What the assessment reveals
- Talent themes are not just labels — they reveal how you build relationships, approach problems, influence others, and execute.
- Themes cluster into four domains: executing, influencing, relationship building, strategic thinking.
- Bottom-ranked themes are not weaknesses — they are simply absent. Partners with complementary themes fill those gaps.
- Many people initially reject their top theme, then recognise it immediately once they read the description aloud. That recognition is the point.
- Traits others label negatives — impatience, bluntness, relentlessness — often turn out to be a person's core contribution when seen through the lens of their themes.
Using strengths on a leadership team
- Map the full team's themes together — look for dominant clusters, shared gaps, and missing domains (e.g. a team strong in execution but thin on influence).
- Avoid hiring in your own image (glare factors): CEOs naturally attract people who mirror their themes, which undermines balance.
- Well-rounded teams outperform homogeneous ones — the goal is complementarity, not uniformity.
- When gaps appear (e.g. no influencing themes), examine how the team compensates before assuming a hire is needed. An execution-heavy architectural firm succeeded through reliability and follow-through, not persuasion.
- Use the team map to inform future hiring: identify which themes would counterbalance the current composition.
Getting started: individual practice
- Take the assessment at gallupstrengthscenter.com — $15 for top five themes, $89 for all 34 (recommended for leaders).
- Read your report and highlight the words and phrases that feel most accurate.

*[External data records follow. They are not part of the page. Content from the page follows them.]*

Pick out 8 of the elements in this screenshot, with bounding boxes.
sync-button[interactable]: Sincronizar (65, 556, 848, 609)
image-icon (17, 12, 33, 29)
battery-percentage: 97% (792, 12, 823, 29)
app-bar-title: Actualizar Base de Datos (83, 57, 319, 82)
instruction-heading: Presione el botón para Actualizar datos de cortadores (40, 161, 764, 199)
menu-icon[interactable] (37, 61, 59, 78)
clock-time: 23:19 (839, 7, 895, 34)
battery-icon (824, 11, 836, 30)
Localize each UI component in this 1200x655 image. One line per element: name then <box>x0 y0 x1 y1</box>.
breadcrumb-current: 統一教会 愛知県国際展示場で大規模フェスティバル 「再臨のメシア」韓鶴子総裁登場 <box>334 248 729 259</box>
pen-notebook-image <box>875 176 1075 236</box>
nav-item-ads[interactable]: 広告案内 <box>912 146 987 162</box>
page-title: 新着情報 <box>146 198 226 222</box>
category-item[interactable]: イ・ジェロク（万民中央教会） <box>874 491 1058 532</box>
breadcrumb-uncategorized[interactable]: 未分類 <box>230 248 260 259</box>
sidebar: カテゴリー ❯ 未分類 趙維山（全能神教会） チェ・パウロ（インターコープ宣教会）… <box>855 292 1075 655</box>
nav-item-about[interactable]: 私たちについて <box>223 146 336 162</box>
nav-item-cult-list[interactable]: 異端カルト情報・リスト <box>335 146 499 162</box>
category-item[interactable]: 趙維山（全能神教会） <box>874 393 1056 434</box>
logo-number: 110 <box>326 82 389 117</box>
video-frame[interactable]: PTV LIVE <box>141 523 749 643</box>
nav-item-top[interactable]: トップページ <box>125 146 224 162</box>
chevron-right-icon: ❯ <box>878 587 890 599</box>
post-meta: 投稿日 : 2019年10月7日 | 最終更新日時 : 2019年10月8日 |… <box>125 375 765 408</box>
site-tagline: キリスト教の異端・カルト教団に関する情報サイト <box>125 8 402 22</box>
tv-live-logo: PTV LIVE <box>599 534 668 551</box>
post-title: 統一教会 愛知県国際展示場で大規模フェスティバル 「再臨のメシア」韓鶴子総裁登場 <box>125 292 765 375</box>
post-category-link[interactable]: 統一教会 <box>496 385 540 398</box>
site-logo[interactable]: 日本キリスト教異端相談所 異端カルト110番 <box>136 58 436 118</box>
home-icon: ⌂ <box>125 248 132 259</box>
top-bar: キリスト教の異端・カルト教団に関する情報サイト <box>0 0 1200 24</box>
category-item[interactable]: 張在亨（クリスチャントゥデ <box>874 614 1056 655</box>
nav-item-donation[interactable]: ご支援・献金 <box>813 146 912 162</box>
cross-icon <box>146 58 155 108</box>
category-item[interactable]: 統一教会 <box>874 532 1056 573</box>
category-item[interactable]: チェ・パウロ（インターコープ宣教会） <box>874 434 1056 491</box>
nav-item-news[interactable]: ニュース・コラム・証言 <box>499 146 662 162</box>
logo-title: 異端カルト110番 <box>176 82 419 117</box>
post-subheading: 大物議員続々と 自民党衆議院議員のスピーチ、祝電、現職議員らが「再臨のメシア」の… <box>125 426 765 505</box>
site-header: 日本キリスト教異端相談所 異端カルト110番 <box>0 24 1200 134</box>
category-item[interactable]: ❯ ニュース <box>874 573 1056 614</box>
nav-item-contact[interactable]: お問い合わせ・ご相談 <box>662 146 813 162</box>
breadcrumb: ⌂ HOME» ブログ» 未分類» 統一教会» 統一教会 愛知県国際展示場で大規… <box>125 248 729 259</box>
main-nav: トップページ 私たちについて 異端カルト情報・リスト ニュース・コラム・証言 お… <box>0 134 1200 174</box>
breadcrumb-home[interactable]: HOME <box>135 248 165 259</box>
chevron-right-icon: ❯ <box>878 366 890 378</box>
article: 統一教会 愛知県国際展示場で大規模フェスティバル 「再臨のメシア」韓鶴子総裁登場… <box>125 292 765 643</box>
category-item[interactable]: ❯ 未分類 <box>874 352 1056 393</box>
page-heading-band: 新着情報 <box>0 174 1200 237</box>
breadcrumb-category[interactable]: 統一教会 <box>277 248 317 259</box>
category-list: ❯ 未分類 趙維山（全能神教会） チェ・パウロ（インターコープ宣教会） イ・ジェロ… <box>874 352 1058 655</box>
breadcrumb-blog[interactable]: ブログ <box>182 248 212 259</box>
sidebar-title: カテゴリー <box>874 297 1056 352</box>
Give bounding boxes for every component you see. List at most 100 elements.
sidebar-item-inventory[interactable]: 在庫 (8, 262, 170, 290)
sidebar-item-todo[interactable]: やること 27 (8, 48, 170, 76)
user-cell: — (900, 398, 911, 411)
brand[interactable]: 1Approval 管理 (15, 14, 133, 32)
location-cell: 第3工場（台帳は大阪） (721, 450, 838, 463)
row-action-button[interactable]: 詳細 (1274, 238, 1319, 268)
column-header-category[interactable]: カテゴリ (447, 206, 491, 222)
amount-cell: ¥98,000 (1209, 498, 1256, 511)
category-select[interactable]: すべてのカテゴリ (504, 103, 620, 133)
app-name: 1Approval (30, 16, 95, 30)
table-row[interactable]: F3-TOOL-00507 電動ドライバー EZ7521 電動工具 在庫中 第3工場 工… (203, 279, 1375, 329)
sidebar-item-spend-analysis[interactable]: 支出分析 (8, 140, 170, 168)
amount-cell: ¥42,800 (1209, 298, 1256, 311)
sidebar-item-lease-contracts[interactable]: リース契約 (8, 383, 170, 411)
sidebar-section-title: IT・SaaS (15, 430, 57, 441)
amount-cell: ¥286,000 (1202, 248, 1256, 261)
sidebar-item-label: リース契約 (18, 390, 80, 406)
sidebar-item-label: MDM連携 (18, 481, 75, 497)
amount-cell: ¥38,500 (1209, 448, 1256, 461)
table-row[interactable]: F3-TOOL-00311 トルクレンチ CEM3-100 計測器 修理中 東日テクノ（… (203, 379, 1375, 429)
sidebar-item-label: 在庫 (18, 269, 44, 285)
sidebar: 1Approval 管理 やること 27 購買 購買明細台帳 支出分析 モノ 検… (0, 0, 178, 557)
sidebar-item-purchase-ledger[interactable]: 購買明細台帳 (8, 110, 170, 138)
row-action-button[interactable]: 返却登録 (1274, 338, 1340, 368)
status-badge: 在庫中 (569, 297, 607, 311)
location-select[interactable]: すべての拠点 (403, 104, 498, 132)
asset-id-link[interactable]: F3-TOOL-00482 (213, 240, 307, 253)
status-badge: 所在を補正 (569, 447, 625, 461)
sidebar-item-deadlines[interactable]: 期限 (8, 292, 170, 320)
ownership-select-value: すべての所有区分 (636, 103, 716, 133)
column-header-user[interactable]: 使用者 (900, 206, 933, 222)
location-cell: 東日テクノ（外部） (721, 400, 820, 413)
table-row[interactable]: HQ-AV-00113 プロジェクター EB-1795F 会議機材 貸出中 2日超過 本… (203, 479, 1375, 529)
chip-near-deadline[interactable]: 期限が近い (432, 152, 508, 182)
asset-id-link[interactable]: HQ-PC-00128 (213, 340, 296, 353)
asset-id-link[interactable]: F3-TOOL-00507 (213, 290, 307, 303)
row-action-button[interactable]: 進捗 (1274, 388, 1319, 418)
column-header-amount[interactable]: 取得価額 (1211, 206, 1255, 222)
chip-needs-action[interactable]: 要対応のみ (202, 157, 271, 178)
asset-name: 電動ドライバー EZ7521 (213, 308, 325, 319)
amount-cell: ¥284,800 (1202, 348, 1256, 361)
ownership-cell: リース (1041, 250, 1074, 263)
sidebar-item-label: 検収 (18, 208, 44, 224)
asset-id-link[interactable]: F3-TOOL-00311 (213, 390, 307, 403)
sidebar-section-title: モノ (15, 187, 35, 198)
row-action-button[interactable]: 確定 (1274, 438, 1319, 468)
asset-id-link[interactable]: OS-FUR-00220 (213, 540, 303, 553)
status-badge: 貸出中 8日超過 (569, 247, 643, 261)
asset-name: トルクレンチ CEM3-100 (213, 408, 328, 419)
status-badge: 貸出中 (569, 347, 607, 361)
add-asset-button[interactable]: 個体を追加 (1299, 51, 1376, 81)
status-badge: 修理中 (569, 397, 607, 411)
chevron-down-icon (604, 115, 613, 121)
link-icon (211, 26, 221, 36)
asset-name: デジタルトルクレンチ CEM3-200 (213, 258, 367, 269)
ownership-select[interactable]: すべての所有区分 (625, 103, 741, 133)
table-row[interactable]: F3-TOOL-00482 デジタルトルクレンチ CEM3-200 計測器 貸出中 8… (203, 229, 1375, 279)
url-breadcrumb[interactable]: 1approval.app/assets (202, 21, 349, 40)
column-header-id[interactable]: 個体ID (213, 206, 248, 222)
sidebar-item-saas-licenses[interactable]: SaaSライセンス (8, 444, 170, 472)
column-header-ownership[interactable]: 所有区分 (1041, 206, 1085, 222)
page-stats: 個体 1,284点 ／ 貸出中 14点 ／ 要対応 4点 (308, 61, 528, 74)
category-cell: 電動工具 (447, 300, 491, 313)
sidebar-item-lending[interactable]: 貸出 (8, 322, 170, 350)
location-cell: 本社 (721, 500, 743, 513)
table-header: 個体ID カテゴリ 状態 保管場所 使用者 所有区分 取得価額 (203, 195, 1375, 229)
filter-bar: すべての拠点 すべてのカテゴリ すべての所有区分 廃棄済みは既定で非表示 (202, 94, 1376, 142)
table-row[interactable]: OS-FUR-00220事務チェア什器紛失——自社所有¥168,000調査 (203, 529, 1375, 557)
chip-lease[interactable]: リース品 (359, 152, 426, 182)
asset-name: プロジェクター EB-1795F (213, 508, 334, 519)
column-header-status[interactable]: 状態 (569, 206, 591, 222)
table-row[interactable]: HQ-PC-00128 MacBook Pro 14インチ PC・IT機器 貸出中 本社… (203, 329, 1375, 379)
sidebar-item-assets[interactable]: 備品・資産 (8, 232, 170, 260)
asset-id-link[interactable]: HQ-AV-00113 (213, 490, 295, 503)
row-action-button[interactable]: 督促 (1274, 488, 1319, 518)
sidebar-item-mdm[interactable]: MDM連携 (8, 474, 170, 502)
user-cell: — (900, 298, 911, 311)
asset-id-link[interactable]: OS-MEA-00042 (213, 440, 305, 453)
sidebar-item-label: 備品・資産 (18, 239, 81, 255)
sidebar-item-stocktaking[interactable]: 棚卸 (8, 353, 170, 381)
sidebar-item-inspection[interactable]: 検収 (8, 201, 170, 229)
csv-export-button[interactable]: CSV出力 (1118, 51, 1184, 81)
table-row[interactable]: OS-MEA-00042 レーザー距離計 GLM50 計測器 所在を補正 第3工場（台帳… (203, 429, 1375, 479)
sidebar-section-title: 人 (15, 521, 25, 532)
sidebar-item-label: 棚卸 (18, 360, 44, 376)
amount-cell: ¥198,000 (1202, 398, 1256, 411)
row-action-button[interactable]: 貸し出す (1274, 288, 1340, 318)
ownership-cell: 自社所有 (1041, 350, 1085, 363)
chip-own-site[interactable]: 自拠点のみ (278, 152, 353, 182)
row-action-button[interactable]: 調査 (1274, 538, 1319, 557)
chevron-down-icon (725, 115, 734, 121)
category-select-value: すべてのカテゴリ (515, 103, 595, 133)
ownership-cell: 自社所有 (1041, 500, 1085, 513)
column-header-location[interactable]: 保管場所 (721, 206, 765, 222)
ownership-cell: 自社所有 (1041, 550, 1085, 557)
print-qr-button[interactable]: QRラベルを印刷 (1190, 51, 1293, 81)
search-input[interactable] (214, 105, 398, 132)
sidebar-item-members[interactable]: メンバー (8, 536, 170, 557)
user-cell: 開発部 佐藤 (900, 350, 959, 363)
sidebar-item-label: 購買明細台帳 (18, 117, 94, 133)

- Ask someone who knows you well to read each theme description and tell you where they see it in you.
- Post your top five somewhere visible. Each time you face a challenge, check which theme gives you access to a new approach.
- When coaching others, ask them which of their themes they want to apply — don't prescribe it.
- Be aware of the shadow side of each theme: Command is powerful in a crisis but soul-crushing to others if never modulated.
How strengths informs hiring and onboarding
- Gallup does not validate CliftonStrengths for comparative hiring decisions — it measures you against yourself, not against a candidate pool or role profile.
- The best use in hiring: once someone is selected, use their themes during onboarding to help them understand how they will apply their talent in the role.
- In interviews, knowing a candidate's top five lets you probe their resume more precisely — you can see how they are likely to approach work, not just what they have done.